FTC Chairman Jon Leibowitz has been seeking ways to ensure that the transaction, which would create the largest U.S. manager of pharmacy benefits, wouldn’t drive up prices and reduce pharmacy services, said a person familiar with the review.
The FTC’s request to opponents of the deal may signal the agency is leaning toward approving it with conditions, said Jeffrey Schmidt, former director of the FTC’s Bureau of Competition.
“It doesn’t make any sense asking for remedies unless you thought remedies may be appropriate,” said Schmidt, a New York-based partner at the law firm Linklaters LLP, who isn’t involved in the investigation.
Cecelia Prewett, an FTC spokeswoman, declined to comment.

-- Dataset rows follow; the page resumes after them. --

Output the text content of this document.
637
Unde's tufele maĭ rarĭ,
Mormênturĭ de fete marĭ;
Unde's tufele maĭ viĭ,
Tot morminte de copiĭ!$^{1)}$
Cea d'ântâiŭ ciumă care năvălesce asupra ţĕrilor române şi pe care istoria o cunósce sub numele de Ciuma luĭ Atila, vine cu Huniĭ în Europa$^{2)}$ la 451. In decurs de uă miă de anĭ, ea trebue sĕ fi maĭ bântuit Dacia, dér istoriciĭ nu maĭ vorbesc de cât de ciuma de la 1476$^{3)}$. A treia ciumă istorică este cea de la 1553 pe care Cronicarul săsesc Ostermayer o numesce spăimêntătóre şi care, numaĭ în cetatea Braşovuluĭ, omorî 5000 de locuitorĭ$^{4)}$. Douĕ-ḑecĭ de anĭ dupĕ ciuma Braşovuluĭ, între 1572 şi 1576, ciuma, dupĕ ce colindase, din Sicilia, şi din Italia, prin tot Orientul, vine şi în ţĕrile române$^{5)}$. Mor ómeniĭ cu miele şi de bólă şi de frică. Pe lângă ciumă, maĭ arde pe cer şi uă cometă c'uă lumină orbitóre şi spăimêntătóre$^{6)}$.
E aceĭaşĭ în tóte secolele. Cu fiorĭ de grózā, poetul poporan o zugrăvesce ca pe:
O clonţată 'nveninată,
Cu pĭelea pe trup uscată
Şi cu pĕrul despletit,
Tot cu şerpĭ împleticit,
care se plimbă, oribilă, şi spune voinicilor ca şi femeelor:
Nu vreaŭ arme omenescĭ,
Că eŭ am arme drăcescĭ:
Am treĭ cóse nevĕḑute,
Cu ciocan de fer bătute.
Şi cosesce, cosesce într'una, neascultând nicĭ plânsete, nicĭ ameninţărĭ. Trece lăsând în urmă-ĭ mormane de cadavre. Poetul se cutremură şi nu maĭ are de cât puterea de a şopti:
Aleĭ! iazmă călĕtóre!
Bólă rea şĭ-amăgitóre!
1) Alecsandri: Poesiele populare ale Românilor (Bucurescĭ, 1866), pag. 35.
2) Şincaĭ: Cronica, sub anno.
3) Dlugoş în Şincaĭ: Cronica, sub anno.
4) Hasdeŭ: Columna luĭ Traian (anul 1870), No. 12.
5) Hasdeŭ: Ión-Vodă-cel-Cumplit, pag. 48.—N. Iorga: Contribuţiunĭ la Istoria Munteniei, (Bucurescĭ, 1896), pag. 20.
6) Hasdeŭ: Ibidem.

The FTC plans by the end of this month to complete an antitrust review of the proposed $29.1 billion acquisition, said the person, who wasn’t authorized to speak publicly and declined to be identified. Express Scripts agreed in July to buy Medco.
Increased competition from UnitedHealth Group Inc.’s pharmacy benefit manager unit, OptumRx, is making approval of the Express Scripts-Medco deal more likely, the person said.
Agency officials are discussing whether the FTC should require St. Louis-based Express Scripts to sell some of its specialty pharmacies to gain approval of the deal with Franklin Lakes, New Jersey-based Medco, the person said.
Specialty pharmacies sell treatments for ailments such as cancer and HIV that often are injected or infused and usually require cooling or other special handling.
About 31 percent of specialty drugs sold in the U.S. in 2010 passed through pharmacies owned by Express Scripts or Medco, according to Adam Fein, founder and president of Pembroke Consulting Inc. in Philadelphia.
Under the merger agreement, Express Scripts and Medco had said they were willing to sell one mail-order pharmacy unit and one specialty pharmacy if needed to win regulatory approval.
First Half of 2012
Express Scripts isn’t willing to sell its entire specialty business, said spokesman Brian Henry, who declined to comment on potential remedies. Henry said the company expects the merger to be completed in the first half of the year.
Chrissy Kopple, a spokeswoman for the chain-drug store association, and Kevin Schweers, spokesman for the community pharmacists group, declined to provide the organizations’ recommendations.
In their joint statement, the groups, both based in Alexandria, Virginia, said they would prefer that the FTC challenge the deal in court.
“NACDS and NCPA continue to be steadfastly opposed to the merger,” the groups said in the statement.
Pharmacy-benefits managers like Express Scripts and Medco negotiate prices with drugmakers for health-plan sponsors, manage worker claims and track patients’ use of medicines. Their profits are tied to cutting their clients’ drug costs.
Such companies save health-plan sponsors and consumers as much as $87 billion in annual prescription-drug costs, Compass Lexecon, an economic consulting firm in Washington, said in a December report funded by Express Scripts and Medco.
At a Dec. 6 hearing of the Senate Judiciary antitrust subcommittee, Express Scripts Chief Executive Officer George Paz said the company would use its increased size after the acquisition to bargain for better prices from drugmakers and pharmacies.
A combined Express-Medco would handle 34 percent of prescriptions in the U.S. this year, Pembroke’s Fein said.
That share will shrink to 29 percent next year because UnitedHealth Group of Minnetonka, Minnesota, the biggest U.S. health plan by sales, switched from Medco to its own pharmacy benefits unit, OptumRx, he said.